Instruction Set Architecture
- Instruction set architecture is the attributes of a computing system as seen by the assembly language programmer or compiler.
- Instruction Set (what operations can be performed?)
- Instruction Format (how are instructions specified?)
- Data storage (where is data located?)
- Addressing Modes (how is data accessed?)
- Exceptional Conditions (what happens if something goes wrong?)
Computer Organization
- Computer organization is the view of the computer that is seen by the logic designer. This includes
- Capabilities & performance characteristics of functional units (e.g., registers, ALU, shifters, etc.).
- Ways in which these components are interconnected
- How information flows between components
- Logic and means by which such information flow is controlled
- Coordination of functional units
What is a Computer?
- A computer is an electronic calculating machine that:
- Accepts digitized input information,
- Processes the information according to a list of internally stored instructions and
- Produces the resulting output information.
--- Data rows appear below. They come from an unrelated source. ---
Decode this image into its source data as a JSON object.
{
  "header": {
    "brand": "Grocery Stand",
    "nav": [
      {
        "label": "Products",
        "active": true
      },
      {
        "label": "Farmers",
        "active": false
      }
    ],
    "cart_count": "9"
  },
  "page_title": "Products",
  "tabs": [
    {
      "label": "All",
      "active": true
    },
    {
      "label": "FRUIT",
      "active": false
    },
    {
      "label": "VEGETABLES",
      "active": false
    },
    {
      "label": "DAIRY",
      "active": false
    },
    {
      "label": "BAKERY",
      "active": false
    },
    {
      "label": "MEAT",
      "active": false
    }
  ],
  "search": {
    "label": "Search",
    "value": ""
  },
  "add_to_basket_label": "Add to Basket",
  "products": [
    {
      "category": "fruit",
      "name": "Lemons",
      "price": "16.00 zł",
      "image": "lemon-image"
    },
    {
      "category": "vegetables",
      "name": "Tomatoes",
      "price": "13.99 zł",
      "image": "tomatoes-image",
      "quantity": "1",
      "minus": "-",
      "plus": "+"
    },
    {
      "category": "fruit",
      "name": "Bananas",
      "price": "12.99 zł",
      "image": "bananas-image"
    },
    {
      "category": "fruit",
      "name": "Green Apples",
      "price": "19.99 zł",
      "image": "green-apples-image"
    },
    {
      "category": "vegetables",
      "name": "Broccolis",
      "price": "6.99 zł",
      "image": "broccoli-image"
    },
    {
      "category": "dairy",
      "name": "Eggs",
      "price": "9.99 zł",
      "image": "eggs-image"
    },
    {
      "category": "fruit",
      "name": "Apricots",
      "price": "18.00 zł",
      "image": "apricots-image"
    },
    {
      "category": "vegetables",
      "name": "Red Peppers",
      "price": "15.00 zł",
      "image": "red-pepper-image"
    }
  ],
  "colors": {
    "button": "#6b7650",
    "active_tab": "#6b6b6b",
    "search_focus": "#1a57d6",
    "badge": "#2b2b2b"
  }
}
- The list of instructions is called a computer program, and the internal storage is called computer memory.
- Functions performed by a computer are:
- Accepting information to be processed as input.
- Storing a list of instructions to process the information.
- Processing the information according to the list of instructions.
- Providing the results of the processing as output.
Basic Functional Units of a Computer
- Functional units:
- Input: Accepts information (human operators, electromechanical devices, other computers).
- Output: Sends results of processing (monitor display, printer).
- Memory: Stores information (instructions, data).
- Arithmetic and Logic Unit (ALU): Performs operations on the input information as determined by instructions in the memory.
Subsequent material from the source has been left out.